Disregarding the national swing toward mandatory cash acceptance, as of March 10, the Mercedes Benz Stadium located in Atlanta only accepts credit cards, debit cards, and mobile payments. To address the significant concern of serving the unbanked and underbanked (a dominant argument of supporters of requiring cash acceptance), the stadium will have approximately ten machines that will exchange cash for a prepaid debit card. Similarly, Tropicana Field located in Tampa Bay has announced that it will become a cash free stadium as of the beginning of the Major League Baseball season this spring. Tropicana Field plans to allow patrons to exchange cash at various retails locations in the stadium and through roaming gift-card vendors. These large venues’ rollouts of cashless policies, while still attempting to accommodate those who prefer to use cash or who do not have access to credit or debit cards, are suggestive that these cities will not be introducing legislation in the near future that requires the acceptance of cash.

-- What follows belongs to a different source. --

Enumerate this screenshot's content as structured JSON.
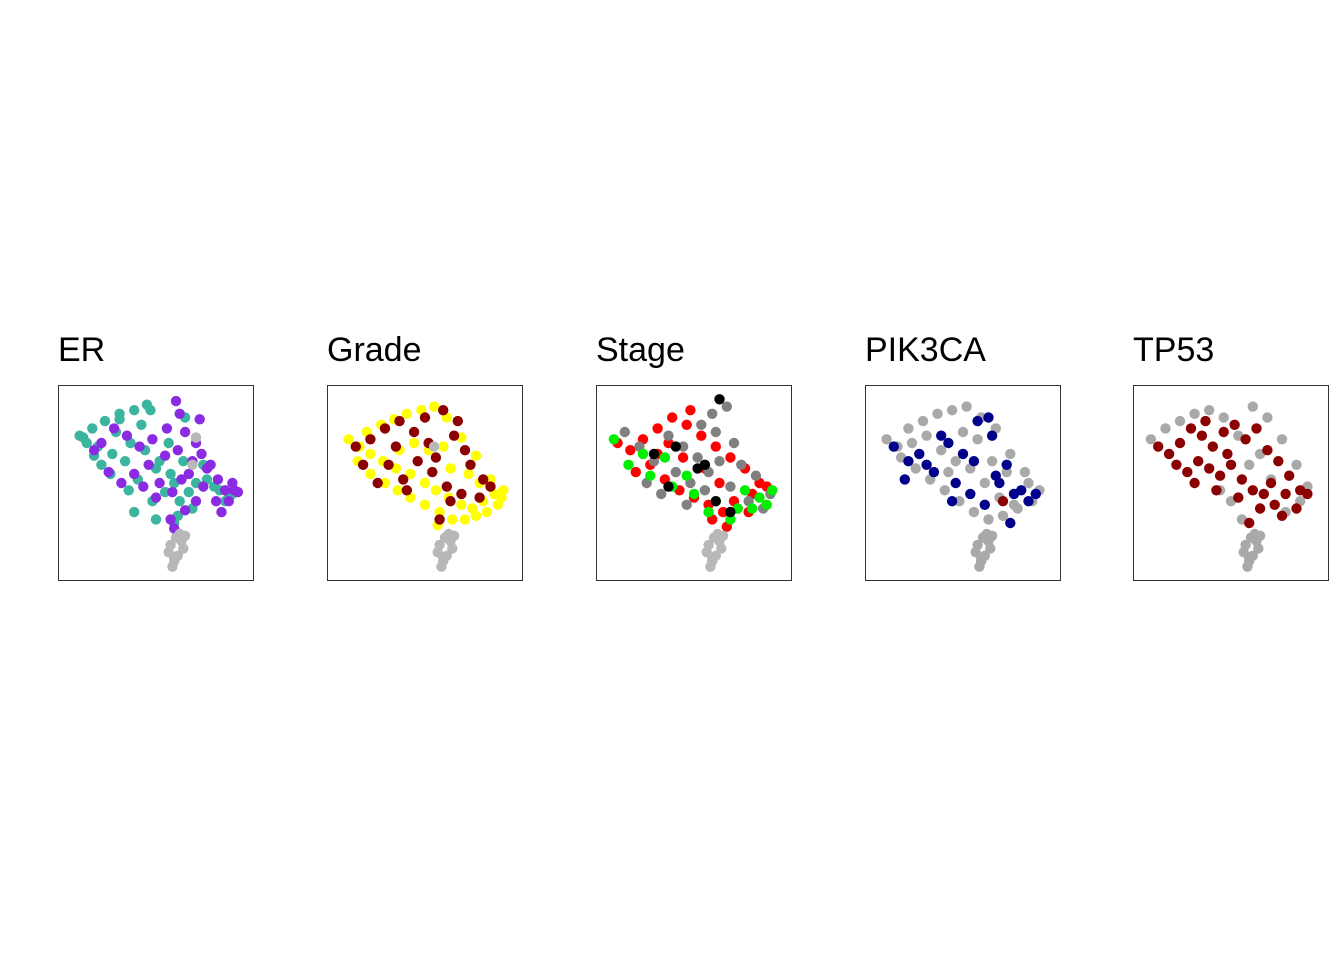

The above being said, Philadelphia and New Jersey passed such legislation despite concern from influential retailers, and New York City is actively considering legislation despite many significant and popular restaurants in the city that have gone cashless (many restaurants in the Danny Meyer/Union Square Hospitality Group portfolio, and the restaurants Sweetgreen, Dig Inn, Dos Toros, and Tender Greens, to name a few). Additionally, a number of chambers of commerce, retail federations, and even governmental officials have expressed concern about the budding mandatory cash acceptance trend. While the mayor’s office in Philadelphia pointed to poverty levels in the city as reason to sign the bill, a senior official in Philadelphia’s commerce department, lamenting the cashless ban, told the Wall Street Journal that “[m]odernization is going to happen with or without Philadelphia, and we want to be part of it.”

DWT will continue to monitor developments in this space with regard to ongoing legislative activities and industry trends, including the use of kiosks and machines to exchange cash for prepaid cards at athletic venues or otherwise.